L’attacco rossoblù costa caro, necessario cedere prima di acquistare

Il Bologna ha bisogno di nuovi giocatori che rendano la rosa competitiva, necessita di un mix tra giovani promesse da far crescere e calciatori più esperti e di qualità. I giovani sono arrivati, con Crisetig che sembra in dirittura d’arrivo, mentre per gli acquisti di peso sarà necessario attendere ancora un po’. Questo perché di situazioni pesanti, in casa rossoblù, ce ne sono già troppe. Primo fra tutti l’attacco. Al momento le punte in rosa costano non poco, soprattutto trattandosi di calciatori che in serie A non hanno mai fatto la differenza e non si sono mai particolarmente distinti: circa 5 milioni di euro (lordi).

Si parte da Paponi e dal suo stipendio di quasi 400mila euro, poi si va da Cacia e Mancosu entrambi vicini ai 900mila. Superano il milione Rolando Bianchi (1,3) e Robert Acquafresca, che ha un contratto da 1,8 milioni.

Troppo per punte che nella massima serie non sono mai riuscite ad assicurare un numero sufficiente di goal.
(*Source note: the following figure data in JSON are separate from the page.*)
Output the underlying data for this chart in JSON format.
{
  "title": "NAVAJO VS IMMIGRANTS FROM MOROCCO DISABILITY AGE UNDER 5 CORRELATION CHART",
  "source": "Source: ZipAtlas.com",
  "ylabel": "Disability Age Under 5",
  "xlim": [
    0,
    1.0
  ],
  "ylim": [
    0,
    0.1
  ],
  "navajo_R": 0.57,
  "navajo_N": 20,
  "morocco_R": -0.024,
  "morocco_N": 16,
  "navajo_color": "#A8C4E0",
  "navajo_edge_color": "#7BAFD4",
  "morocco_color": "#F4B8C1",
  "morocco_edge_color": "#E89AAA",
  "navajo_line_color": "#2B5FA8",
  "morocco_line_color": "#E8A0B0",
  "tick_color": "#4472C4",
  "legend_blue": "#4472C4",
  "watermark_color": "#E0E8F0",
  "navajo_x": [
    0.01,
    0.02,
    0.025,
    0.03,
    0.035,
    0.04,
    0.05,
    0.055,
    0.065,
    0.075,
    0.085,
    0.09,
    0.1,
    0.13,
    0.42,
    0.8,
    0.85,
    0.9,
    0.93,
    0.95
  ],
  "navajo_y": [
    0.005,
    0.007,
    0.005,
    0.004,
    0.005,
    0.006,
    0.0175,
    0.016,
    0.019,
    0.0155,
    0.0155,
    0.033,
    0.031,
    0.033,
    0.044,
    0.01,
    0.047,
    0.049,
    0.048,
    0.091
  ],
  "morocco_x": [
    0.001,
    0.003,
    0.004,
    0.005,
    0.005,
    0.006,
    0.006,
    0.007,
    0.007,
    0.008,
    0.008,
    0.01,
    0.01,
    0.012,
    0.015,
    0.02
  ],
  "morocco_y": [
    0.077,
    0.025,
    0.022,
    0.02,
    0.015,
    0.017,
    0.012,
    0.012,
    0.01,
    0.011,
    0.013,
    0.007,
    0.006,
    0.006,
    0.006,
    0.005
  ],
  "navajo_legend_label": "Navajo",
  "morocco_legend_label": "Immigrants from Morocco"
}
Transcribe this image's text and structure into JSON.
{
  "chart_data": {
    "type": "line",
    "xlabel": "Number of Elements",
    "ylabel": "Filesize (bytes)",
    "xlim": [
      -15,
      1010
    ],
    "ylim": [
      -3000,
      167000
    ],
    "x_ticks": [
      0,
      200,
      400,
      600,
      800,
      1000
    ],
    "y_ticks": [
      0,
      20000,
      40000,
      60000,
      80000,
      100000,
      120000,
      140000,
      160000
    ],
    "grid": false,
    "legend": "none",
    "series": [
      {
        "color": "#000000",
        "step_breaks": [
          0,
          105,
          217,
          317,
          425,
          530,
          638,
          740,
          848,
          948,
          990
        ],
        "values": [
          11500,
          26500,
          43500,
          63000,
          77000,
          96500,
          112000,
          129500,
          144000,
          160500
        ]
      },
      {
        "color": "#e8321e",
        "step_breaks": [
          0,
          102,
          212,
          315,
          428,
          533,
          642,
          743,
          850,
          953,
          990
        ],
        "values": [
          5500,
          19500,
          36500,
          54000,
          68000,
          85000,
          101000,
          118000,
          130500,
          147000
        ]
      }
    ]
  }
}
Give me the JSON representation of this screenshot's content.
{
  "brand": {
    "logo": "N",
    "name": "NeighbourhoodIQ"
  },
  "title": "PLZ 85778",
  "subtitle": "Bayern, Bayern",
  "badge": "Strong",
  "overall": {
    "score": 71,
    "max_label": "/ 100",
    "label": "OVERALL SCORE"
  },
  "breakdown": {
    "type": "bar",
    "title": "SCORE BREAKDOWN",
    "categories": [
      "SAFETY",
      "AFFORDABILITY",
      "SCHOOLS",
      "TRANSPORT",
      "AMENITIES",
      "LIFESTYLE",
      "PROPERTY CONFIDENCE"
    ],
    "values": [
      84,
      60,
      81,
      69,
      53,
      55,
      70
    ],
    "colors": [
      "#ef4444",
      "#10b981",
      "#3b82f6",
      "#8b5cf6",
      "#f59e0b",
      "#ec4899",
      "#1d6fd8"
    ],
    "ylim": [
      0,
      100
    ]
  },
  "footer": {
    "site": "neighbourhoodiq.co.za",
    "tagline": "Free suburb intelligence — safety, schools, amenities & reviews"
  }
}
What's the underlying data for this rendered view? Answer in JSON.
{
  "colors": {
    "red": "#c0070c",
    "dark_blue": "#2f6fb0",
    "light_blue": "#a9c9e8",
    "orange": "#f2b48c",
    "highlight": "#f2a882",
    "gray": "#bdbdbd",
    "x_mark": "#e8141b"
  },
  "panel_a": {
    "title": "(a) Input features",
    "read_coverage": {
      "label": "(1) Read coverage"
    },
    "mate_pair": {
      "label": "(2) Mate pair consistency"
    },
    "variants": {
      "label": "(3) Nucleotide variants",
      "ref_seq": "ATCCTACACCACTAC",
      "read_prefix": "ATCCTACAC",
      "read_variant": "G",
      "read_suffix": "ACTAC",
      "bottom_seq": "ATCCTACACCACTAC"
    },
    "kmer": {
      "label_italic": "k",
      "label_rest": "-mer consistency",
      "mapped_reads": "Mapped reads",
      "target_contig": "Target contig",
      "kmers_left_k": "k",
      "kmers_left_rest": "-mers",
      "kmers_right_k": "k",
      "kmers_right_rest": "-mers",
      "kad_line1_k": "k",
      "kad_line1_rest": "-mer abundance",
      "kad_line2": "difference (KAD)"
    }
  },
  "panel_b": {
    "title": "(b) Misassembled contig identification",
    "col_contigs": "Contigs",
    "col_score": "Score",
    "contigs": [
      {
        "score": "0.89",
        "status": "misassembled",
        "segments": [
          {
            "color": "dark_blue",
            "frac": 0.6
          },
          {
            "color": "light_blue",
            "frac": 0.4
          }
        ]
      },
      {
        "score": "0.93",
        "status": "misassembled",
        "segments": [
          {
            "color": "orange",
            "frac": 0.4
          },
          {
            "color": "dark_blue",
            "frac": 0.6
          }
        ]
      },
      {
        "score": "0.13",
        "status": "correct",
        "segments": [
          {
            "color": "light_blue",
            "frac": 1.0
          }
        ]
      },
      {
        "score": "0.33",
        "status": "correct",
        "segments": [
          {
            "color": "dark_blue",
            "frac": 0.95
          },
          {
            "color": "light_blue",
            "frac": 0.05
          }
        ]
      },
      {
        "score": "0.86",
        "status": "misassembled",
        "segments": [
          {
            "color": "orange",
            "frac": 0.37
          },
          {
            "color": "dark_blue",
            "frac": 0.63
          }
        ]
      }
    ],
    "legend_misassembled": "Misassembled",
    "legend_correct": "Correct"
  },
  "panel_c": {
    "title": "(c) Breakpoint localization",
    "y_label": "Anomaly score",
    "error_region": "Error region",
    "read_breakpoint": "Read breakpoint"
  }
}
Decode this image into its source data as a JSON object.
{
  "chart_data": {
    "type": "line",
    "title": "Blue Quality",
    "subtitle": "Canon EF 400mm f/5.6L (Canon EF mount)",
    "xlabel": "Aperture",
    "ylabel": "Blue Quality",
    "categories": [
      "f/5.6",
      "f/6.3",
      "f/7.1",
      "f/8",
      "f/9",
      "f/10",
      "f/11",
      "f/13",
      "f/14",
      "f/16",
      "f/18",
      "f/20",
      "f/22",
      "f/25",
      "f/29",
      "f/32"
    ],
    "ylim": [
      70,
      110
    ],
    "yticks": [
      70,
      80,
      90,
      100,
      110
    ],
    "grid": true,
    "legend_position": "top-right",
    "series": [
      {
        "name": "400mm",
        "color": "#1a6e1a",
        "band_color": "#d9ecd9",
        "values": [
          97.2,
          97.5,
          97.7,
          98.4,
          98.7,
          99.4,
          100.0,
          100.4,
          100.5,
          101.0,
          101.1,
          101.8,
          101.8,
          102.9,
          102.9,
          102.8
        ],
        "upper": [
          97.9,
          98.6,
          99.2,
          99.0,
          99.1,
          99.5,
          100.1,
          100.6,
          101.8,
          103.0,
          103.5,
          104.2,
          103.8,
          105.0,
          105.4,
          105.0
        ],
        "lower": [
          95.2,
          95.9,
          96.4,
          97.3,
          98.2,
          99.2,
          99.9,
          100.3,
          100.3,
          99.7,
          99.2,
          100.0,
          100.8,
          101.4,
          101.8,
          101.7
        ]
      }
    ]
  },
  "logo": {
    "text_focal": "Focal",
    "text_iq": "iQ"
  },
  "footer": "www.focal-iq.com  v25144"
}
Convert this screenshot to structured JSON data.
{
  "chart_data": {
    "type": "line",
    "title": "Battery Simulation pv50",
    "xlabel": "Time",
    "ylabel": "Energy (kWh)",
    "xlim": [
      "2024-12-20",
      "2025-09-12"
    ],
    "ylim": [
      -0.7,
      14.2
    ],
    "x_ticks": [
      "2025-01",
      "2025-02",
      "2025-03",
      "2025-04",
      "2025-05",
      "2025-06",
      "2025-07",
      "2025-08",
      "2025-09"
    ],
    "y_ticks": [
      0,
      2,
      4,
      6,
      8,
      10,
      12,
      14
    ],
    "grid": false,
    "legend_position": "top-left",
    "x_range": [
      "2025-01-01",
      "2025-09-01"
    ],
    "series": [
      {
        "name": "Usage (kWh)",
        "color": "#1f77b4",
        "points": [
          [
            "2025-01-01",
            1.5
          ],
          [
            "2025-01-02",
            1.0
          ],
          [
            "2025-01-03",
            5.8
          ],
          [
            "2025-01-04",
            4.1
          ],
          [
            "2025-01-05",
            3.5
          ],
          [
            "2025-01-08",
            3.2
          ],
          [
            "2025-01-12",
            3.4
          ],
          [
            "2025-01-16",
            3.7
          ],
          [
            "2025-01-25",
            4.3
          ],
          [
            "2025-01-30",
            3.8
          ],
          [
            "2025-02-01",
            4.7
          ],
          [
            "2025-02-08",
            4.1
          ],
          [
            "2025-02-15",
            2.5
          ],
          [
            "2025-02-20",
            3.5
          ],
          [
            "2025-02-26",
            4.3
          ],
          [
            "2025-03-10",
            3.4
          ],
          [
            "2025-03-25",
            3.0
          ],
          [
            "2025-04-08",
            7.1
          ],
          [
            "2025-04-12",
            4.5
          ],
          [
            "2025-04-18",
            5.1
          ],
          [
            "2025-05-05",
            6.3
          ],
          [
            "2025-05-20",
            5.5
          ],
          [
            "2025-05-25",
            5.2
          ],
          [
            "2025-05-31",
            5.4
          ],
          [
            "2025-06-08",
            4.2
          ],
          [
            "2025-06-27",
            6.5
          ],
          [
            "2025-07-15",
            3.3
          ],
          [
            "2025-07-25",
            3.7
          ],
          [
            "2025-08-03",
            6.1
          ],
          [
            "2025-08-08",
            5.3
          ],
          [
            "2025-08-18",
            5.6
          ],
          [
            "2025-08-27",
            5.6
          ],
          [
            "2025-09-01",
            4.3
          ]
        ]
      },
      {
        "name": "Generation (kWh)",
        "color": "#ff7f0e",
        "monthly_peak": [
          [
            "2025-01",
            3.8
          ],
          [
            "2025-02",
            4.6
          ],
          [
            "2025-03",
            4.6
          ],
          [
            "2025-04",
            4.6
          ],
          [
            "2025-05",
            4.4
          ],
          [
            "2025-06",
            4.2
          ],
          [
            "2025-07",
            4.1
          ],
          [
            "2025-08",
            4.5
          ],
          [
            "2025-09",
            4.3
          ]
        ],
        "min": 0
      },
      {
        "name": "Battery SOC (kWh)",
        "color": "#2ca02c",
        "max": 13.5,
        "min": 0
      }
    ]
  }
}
Corvino sa che prima di acquistare dovrà cedere, c’è da tagliare questi contratti prima di sottoscriverne di nuovi. 

Chi più di altri vuole mettersi in mostra agli occhi di Rossi è Rolando Bianchi. Rientrato dal prestito dall’Atalanta, il giocatore vorrebbe vestire ancora rossoblù, partirà in ritiro con la squadra e darà tutto per convincere il mister a puntare su di lui.